Banyak orang, bahkan
umat Buddha sendiri yang beranggapan dan percaya bahwa agama Buddha menolak
keberadaan kebahagiaan duniawi, yang ada hanya berhubungan dengan pengembangan
spiritual, pencapaian Nibbāna saja yang menjadi tujuan. Pandangan seperti itu
tentu saja tidak tepat. Mengapa? Karena bagaimanapun juga, Sang Buddha sangat
peka dan peduli akan fakta bahwa stabilitas ekonomi adalah penting bagi
kebahagiaan dan kesejahteraan seseorang.

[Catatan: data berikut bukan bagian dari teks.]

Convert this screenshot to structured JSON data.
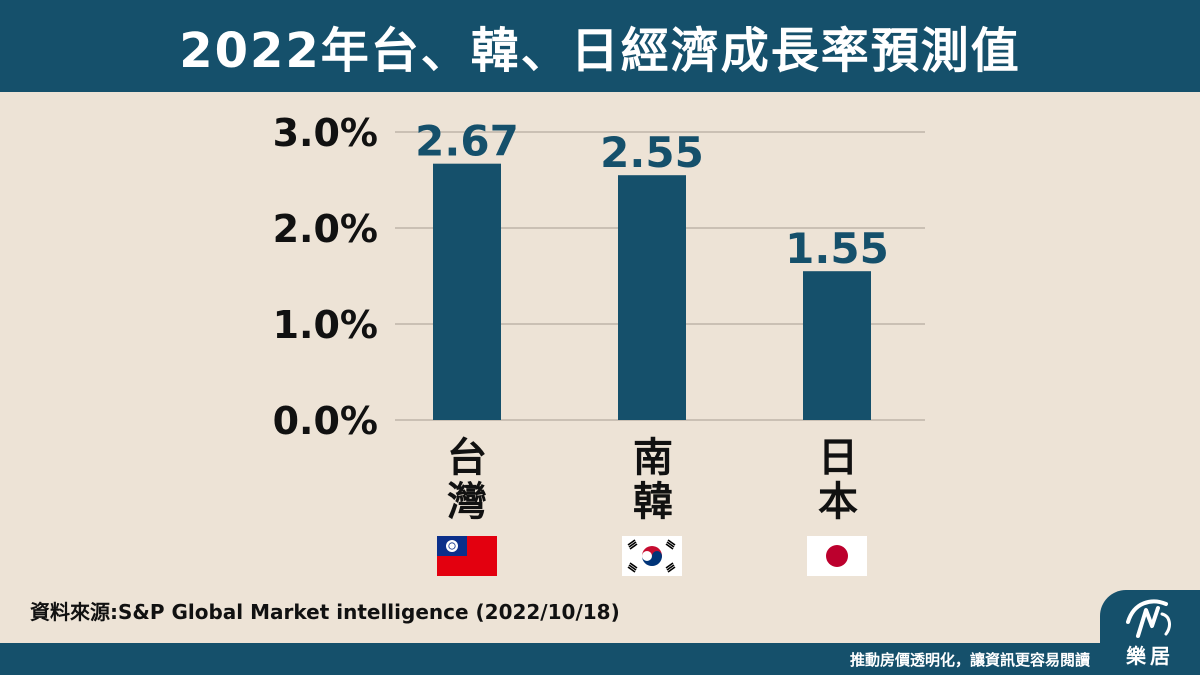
{
  "header": {
    "title": "2022年台、韓、日經濟成長率預測值"
  },
  "chart_data": {
    "type": "bar",
    "categories": [
      "台灣",
      "南韓",
      "日本"
    ],
    "values": [
      2.67,
      2.55,
      1.55
    ],
    "value_labels": [
      "2.67",
      "2.55",
      "1.55"
    ],
    "ylim": [
      0,
      3
    ],
    "yticks": [
      "0.0%",
      "1.0%",
      "2.0%",
      "3.0%"
    ],
    "grid": true,
    "bar_color": "#15506b",
    "label_color": "#15506b",
    "flags": [
      "taiwan-flag-icon",
      "south-korea-flag-icon",
      "japan-flag-icon"
    ]
  },
  "source": {
    "text": "資料來源:S&P Global Market intelligence (2022/10/18)"
  },
  "footer": {
    "slogan": "推動房價透明化，讓資訊更容易閱讀"
  },
  "logo": {
    "text": "樂居",
    "icon": "logo-icon"
  },
  "colors": {
    "brand": "#15506b",
    "background": "#ede3d6"
  }
}
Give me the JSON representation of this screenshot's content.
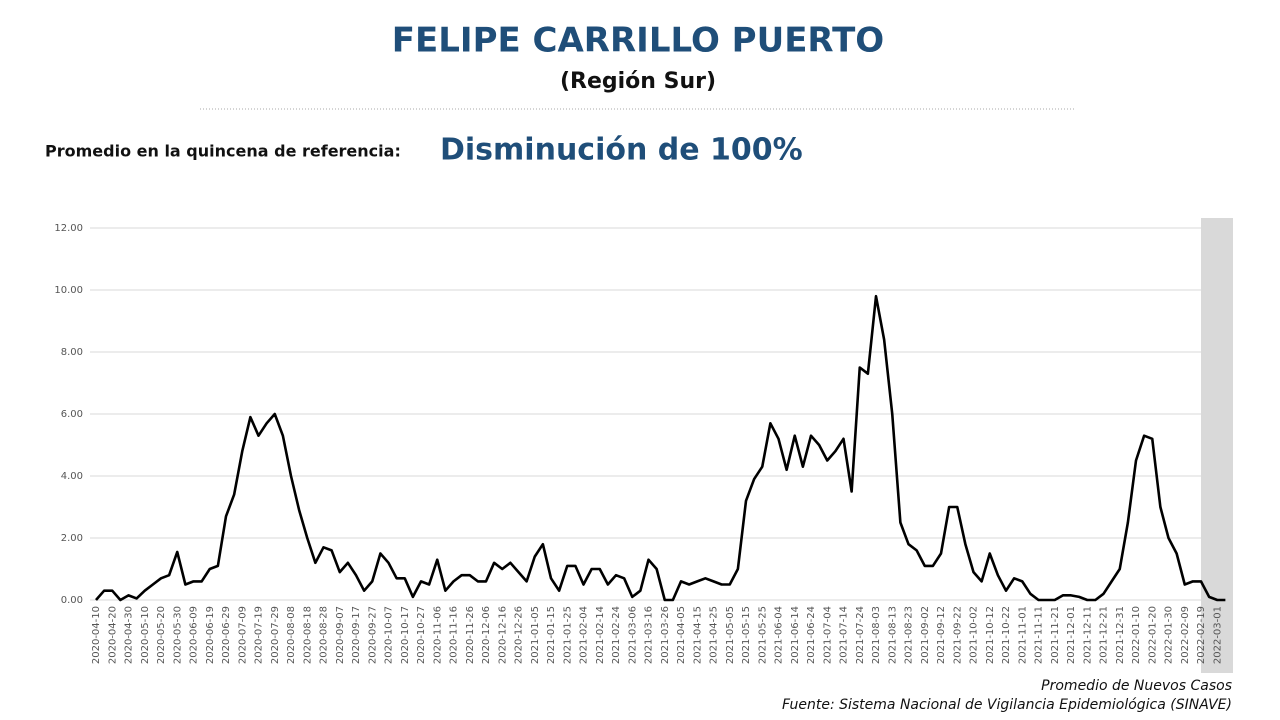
{
  "header": {
    "title": "FELIPE CARRILLO PUERTO",
    "subtitle": "(Región Sur)",
    "reference_label": "Promedio en la quincena de referencia:",
    "reference_value": "Disminución de 100%"
  },
  "chart_data": {
    "type": "line",
    "color": "#000000",
    "grid": true,
    "categories": [
      "2020-04-10",
      null,
      "2020-04-20",
      null,
      "2020-04-30",
      null,
      "2020-05-10",
      null,
      "2020-05-20",
      null,
      "2020-05-30",
      null,
      "2020-06-09",
      null,
      "2020-06-19",
      null,
      "2020-06-29",
      null,
      "2020-07-09",
      null,
      "2020-07-19",
      null,
      "2020-07-29",
      null,
      "2020-08-08",
      null,
      "2020-08-18",
      null,
      "2020-08-28",
      null,
      "2020-09-07",
      null,
      "2020-09-17",
      null,
      "2020-09-27",
      null,
      "2020-10-07",
      null,
      "2020-10-17",
      null,
      "2020-10-27",
      null,
      "2020-11-06",
      null,
      "2020-11-16",
      null,
      "2020-11-26",
      null,
      "2020-12-06",
      null,
      "2020-12-16",
      null,
      "2020-12-26",
      null,
      "2021-01-05",
      null,
      "2021-01-15",
      null,
      "2021-01-25",
      null,
      "2021-02-04",
      null,
      "2021-02-14",
      null,
      "2021-02-24",
      null,
      "2021-03-06",
      null,
      "2021-03-16",
      null,
      "2021-03-26",
      null,
      "2021-04-05",
      null,
      "2021-04-15",
      null,
      "2021-04-25",
      null,
      "2021-05-05",
      null,
      "2021-05-15",
      null,
      "2021-05-25",
      null,
      "2021-06-04",
      null,
      "2021-06-14",
      null,
      "2021-06-24",
      null,
      "2021-07-04",
      null,
      "2021-07-14",
      null,
      "2021-07-24",
      null,
      "2021-08-03",
      null,
      "2021-08-13",
      null,
      "2021-08-23",
      null,
      "2021-09-02",
      null,
      "2021-09-12",
      null,
      "2021-09-22",
      null,
      "2021-10-02",
      null,
      "2021-10-12",
      null,
      "2021-10-22",
      null,
      "2021-11-01",
      null,
      "2021-11-11",
      null,
      "2021-11-21",
      null,
      "2021-12-01",
      null,
      "2021-12-11",
      null,
      "2021-12-21",
      null,
      "2021-12-31",
      null,
      "2022-01-10",
      null,
      "2022-01-20",
      null,
      "2022-01-30",
      null,
      "2022-02-09",
      null,
      "2022-02-19",
      null,
      "2022-03-01",
      null
    ],
    "values": [
      0,
      0.3,
      0.3,
      0,
      0.15,
      0.05,
      0.3,
      0.5,
      0.7,
      0.8,
      1.55,
      0.5,
      0.6,
      0.6,
      1.0,
      1.1,
      2.7,
      3.4,
      4.8,
      5.9,
      5.3,
      5.7,
      6.0,
      5.3,
      4.0,
      2.9,
      2.0,
      1.2,
      1.7,
      1.6,
      0.9,
      1.2,
      0.8,
      0.3,
      0.6,
      1.5,
      1.2,
      0.7,
      0.7,
      0.1,
      0.6,
      0.5,
      1.3,
      0.3,
      0.6,
      0.8,
      0.8,
      0.6,
      0.6,
      1.2,
      1.0,
      1.2,
      0.9,
      0.6,
      1.4,
      1.8,
      0.7,
      0.3,
      1.1,
      1.1,
      0.5,
      1.0,
      1.0,
      0.5,
      0.8,
      0.7,
      0.1,
      0.3,
      1.3,
      1.0,
      0,
      0,
      0.6,
      0.5,
      0.6,
      0.7,
      0.6,
      0.5,
      0.5,
      1.0,
      3.2,
      3.9,
      4.3,
      5.7,
      5.2,
      4.2,
      5.3,
      4.3,
      5.3,
      5.0,
      4.5,
      4.8,
      5.2,
      3.5,
      7.5,
      7.3,
      9.8,
      8.4,
      6.0,
      2.5,
      1.8,
      1.6,
      1.1,
      1.1,
      1.5,
      3.0,
      3.0,
      1.8,
      0.9,
      0.6,
      1.5,
      0.8,
      0.3,
      0.7,
      0.6,
      0.2,
      0,
      0,
      0,
      0.15,
      0.15,
      0.1,
      0,
      0,
      0.2,
      0.6,
      1.0,
      2.5,
      4.5,
      5.3,
      5.2,
      3.0,
      2.0,
      1.5,
      0.5,
      0.6,
      0.6,
      0.1,
      0,
      0
    ],
    "ylim": [
      0,
      12
    ],
    "yticks": [
      {
        "value": 0,
        "label": "0.00"
      },
      {
        "value": 2,
        "label": "2.00"
      },
      {
        "value": 4,
        "label": "4.00"
      },
      {
        "value": 6,
        "label": "6.00"
      },
      {
        "value": 8,
        "label": "8.00"
      },
      {
        "value": 10,
        "label": "10.00"
      },
      {
        "value": 12,
        "label": "12.00"
      }
    ]
  },
  "footer": {
    "legend": "Promedio de Nuevos Casos",
    "source": "Fuente: Sistema Nacional de Vigilancia Epidemiológica (SINAVE)"
  }
}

Sehubungan dengan hal itu, resep Sang
Buddha untuk kepedulian pada kehidupan selalu berhubungan dengan dosis etik
liberal.
Dalam sutta-sutta
disebutkan bahwa banyak orang dari berbagai macam perjalanan hidup dan
bermacam-macam perangai datang kepada Sang Buddha untuk meminta berbagai macam
nasehat dari Beliau. Sebagai contoh; penduduk dari Veludvara dan Dighajanu Vyaggapajja dari Kakkarapatta, yang
telah menyisihkan kesempatannya untuk mengunjungi Sang Buddha dan meminta
Beliau mengajar mereka berbagai hal yang bermanfaat untuk kebahagiaan mereka
dalam kehidupan ini dan kehidupan yang akan datang.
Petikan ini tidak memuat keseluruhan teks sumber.